The securities of Aroundtown have not been, and will not be, registered under the Securities Act. This publication is not an extension of an offer in the United States for securities of Aroundtown. An offer for the sale of Convertible Bonds is not being made within the United States or to, or for the account or benefit of, persons located or resident in the United States or to, or for the benefit of, U.S. Persons. In the United Kingdom, this document is only being distributed to and is only directed at persons who
(i) are investment professionals falling within Article 19(5) of the Financial Services and Markets Act 2000 (Financial Promotion) Order 2005 (as amended) (the "Order") or (ii) are persons falling within Article 49(2)(a) to (d) of the Order (high net worth companies, unincorporated associations, etc.) (all such persons together being referred to as "Relevant Persons").
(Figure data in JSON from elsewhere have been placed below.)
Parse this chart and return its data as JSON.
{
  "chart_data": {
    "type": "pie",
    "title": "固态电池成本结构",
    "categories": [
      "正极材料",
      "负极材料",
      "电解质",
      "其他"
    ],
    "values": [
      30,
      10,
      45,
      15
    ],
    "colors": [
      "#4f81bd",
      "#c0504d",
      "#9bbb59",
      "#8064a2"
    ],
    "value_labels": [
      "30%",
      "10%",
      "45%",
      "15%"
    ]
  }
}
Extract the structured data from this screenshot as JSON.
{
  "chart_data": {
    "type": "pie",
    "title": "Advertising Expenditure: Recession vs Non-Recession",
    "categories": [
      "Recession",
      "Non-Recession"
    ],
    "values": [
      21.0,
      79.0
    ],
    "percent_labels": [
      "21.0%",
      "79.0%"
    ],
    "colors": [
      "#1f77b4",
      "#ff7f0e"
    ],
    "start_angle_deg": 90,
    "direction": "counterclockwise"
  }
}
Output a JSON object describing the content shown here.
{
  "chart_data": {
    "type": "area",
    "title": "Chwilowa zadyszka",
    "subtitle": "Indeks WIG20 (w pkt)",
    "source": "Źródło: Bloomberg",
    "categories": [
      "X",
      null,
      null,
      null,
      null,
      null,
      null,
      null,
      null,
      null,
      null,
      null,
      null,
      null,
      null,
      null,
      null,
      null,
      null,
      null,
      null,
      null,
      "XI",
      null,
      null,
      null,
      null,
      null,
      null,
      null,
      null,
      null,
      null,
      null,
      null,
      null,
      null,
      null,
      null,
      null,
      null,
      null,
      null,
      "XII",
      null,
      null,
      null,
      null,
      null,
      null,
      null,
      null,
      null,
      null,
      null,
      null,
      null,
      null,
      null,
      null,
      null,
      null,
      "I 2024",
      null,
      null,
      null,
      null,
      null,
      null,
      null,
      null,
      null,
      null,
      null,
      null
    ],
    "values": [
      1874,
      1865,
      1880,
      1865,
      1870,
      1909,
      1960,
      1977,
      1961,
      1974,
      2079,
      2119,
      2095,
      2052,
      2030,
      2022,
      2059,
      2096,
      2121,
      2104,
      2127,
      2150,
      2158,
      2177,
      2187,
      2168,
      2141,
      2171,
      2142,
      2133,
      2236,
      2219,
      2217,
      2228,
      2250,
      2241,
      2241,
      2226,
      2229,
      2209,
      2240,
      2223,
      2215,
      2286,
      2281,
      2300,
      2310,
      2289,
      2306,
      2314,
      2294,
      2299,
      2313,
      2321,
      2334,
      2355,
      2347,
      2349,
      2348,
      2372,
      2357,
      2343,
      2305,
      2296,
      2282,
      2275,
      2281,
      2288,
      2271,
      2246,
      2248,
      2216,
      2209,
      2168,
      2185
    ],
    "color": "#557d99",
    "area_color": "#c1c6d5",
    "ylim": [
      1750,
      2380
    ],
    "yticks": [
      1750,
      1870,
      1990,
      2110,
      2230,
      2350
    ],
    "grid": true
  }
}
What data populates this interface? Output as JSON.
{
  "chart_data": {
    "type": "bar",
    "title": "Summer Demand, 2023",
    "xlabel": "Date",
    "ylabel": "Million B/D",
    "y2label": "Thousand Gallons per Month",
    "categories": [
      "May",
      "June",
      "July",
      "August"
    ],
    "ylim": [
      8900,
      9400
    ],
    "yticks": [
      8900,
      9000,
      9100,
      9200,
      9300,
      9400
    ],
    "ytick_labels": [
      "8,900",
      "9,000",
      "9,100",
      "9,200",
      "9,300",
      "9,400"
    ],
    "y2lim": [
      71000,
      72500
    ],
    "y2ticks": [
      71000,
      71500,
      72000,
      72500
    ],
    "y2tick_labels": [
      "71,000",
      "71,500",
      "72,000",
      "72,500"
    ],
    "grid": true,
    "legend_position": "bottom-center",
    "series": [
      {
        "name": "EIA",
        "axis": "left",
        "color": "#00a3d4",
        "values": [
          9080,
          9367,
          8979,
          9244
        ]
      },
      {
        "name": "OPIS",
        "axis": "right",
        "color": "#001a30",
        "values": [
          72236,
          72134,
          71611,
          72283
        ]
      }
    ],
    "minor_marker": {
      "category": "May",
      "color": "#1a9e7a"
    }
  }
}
This document is directed only at Relevant Persons and must not be acted on or relied on by persons who are not Relevant Persons. Any investment or investment activity to which this document relates is available only to Relevant Persons and will be engaged in only with Relevant Persons.

 

In member states of the European Economic Area ("EEA") which have implemented the Prospectus Directive (each, a "Relevant Member State"), this announcement and any offer if made subsequently is directed exclusively at persons who are "qualified investors" within the meaning of the Prospectus Directive ("Qualified Investors"). For these purposes, the expression "Prospectus Directive" means Directive 2003/71/EC as amended, including by Directive 2010/73/EU, and includes any relevant implementing measure in the Relevant Member State and the expression "2010 PD Amending Directive" means Directive 2010/73/EU.

 

No action has been taken that would permit an offering of the securities or possession or distribution of this announcement in any jurisdiction where action for that purpose is required. Persons into whose possession this announcement comes are required to inform themselves about and to observe any such restrictions.

 

This information contains forward-looking statements that are based upon current views and assumptions of the Aroundtown management, which were made to its best knowledge. Forward-looking statements are subject to known and unknown risks, uncertainties and other factors which could cause the earnings position, profitability, performance or the results of Aroundtown or the success of the housing industry to differ materially from the earnings position, profitability, performance or the results expressly or implicitly assumed or described in these forward-looking statements. In consideration of these risks, uncertainties and other factors, persons receiving these documents are advised not to unreasonably rely on these forward-looking statements. Aroundtown does not assume any obligation to update such forward-looking statements and to adjust them to any future results and developments.